I want to count the unique number of each string in the first and second columns based on the numbers of third column (or fourth and fifth column). I used the following program.
for i in f1/*.txt;
do
awk '
BEGIN {
path=sprintf("%s", "/home/gomez/Desktop/f2/")
}
!s[1":"$1":"$3]++{sU[$1]++;tot++}
!s[2":"$2":"$3]++{sU[$2]++;tot++}
END {
sub(/.*\//,"",FILENAME)
for (x in sU)
print x, sU[x] > path FILENAME;
print "Total No -",tot > path FILENAME;
}' $i;
done
Welcome to the forum gomez,
Could you please describe your logic. I am confused.
bbb - 26, having two entries, but you expecting one.
When you say count based on third column, please specify the meaning of first and second number (separated by hyphen) and how they are being used to count.
yes. bbb 26 has two entries. But I need to print only unique occurrences. In the same way, aab 263 has 3 entries. I need to count it as one. Hope you can understand my logic.
Please look carefully, on your input file and desired output and make sure you are not missing anything. I also see you edited the data from the original.

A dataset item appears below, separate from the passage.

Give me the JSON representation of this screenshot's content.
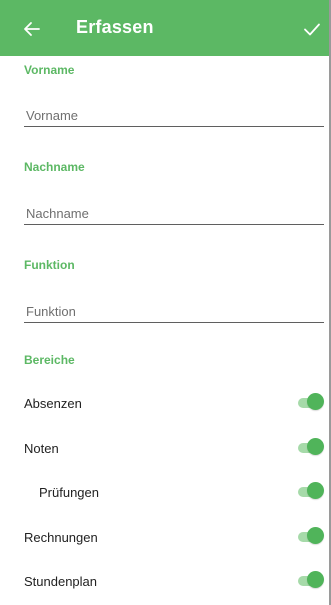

I need to count the strings in the first and second column even if the strings are same. I have 2 bga in the output because one bga is from the first column, its value is 230 and the other is from the second column, its value is 232. Like this, aab and abb has counted separately. aab is from the first column and abb is from the second column.
awk '
{
v = $1 FS $3 FS $4
if ( ! ( v in A ) )
A[v]++
v = $2 FS $3 FS $5
if ( ! ( v in A ) )
A[v]++
}
END {
for ( k in A )
{
n = split ( k, T )
R[T[1] FS T[n]]++
}
for ( k in R )
{
print k, R[k]
c += R[k]
}
print "Total No -", c
}
' file
Thank you for your answer. I tried to print the results of each file in to another directory f2 with your code. The results of each file are not printing to f2
for i in f1/*.txt;
do
awk '
BEGIN {
path=sprintf("%s", "/home/gomez/Desktop/f2/")
}
{
v = $1 FS $3 FS $4
if ( ! ( v in A ) )
A[v]++
v = $2 FS $3 FS $5
if ( ! ( v in A ) )
A[v]++
}
END {
for ( k in A )
{
n = split ( k, T )
R[T[1] FS T[n]]++
}
for ( k in R )
{
print k, R[k]
c += R[k]
}
print "Total No -", c
}
' $i;
done
---------- Post updated at 04:22 PM ---------- Previous update was at 04:17 PM ----------
Hi Ahamed,
Thank you for your answer. I tried to print the results of each file in to another directory f2 with your code. The results of each file are not printing to f2.
for i in f1/*.txt;
do
awk '
BEGIN {
path=sprintf("%s", "/home/gomez/Desktop/f2/")
}
!($1$2$3 in data){
data[$1$2$3]++
b[$1":"$4]++
b[$2":"$5]++
}
END{
for(i in b){
split(i,a,/:/)
print a[1],a[2],b
s+=b
}
print "Total No - " s
}' $i;
done